If Disney's product of imaginary, fantastic magic is at all legitimate to begin with, then it doesn't seem amiss that they want to protect the magical mystery of it all.
I lump this in with watching a movie and seeing all the lighting, sound and camera equipment in the shot. Except when done for comic effect, not very entertaining.
I heard that the man who plays Big Bird on Sesame Street once came out to see his grandchildren wearing only the bottom half of the costume, and they all burst into tears. He decided that Big Bird is a real person to children, and seeing a man's body with Big Bird waist, legs and feet would be like seeing your dad's head on your mom's body. They instituted a strict policy about no child ever seeing half a costume.

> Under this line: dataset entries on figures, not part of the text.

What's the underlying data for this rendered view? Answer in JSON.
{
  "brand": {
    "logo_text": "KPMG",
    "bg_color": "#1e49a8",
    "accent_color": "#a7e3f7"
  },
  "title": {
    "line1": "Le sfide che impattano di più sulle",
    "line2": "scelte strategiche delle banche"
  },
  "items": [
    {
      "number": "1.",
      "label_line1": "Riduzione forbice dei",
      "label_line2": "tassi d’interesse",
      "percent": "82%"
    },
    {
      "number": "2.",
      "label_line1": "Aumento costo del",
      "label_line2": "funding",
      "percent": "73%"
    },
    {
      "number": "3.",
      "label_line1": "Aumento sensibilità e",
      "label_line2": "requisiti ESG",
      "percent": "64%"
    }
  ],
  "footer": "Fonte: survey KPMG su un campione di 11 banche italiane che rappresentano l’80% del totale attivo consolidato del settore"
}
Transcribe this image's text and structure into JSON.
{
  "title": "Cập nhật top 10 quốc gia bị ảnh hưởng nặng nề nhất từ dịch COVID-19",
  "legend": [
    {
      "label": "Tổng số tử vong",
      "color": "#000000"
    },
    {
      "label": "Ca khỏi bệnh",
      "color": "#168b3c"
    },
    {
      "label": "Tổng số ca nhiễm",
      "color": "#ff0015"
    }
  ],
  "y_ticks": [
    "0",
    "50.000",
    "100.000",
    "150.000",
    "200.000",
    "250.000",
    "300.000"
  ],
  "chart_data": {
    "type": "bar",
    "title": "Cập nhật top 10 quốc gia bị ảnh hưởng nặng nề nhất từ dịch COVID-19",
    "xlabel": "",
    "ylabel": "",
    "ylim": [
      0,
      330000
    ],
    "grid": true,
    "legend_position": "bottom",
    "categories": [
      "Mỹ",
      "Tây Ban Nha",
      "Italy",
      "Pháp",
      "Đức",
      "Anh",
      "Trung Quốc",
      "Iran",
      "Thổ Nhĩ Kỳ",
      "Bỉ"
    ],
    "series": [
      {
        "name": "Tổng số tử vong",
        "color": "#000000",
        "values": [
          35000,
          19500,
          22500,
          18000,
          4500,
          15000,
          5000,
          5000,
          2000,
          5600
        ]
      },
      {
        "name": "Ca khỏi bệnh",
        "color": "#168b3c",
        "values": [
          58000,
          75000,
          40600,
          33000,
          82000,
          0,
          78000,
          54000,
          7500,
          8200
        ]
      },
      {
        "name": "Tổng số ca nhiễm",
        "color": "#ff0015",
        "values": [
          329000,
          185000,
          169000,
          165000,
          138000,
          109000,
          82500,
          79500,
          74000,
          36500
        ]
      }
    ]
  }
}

I know there's a larger point here, but I'm not catching it.
I visited a church where one of the pastors came "on stage" in ripped jeans and a faded long-sleeve t-shirt to give announcements and open in prayer. He acted and dressed like he was about 17 but he looked my age- 43. Sure enough, he was my age. I asked a member of the church if he dressed that way during the week. I was told he usually wore something "nicer" but not a tie. The senior pastor had no holes in his jeans, but still projected the evangelical fantasy that being an "authentic Christian" is perpetual adolescence. I am guessing that the fantasy is well kept because only a handful of people out of the thousands that go there or watch from remote places see or meet any of the pastors in "real life".
I worked at Disneyland [Anaheim] the summer of '72. Wore costumes, went into employee areas behind the scenes, etc. It was all so unremarkable, I can't even picture what any of it looked like. Seen one Break Room, you've seen them all...
I was quite sad to find out on a recent trip back that the "20,000 Leagues Under the Sea" submarines were now something to do with to Finding Nemo, and the "Swiss Family Robinson Treehouse" was now occupied by Tarzan, among other undesirable "upgrades." I preferred escaping to the original fantasies.
Imagine Cinderella, Snow White, Aurora, Belle, Rapunzel, Alice, etc. looking like the hordes of modern tourists. Some fantasies are worth escaping to temporarily for one's own sanity.
I'll watch a "period" film over one in a contemporary setting any day.
[Wow - I just found a YouTube of the Original 1972 Main Street Electrical Parade I was in! Something to forward to the kids... Dad working at Disneyland when he was 18.]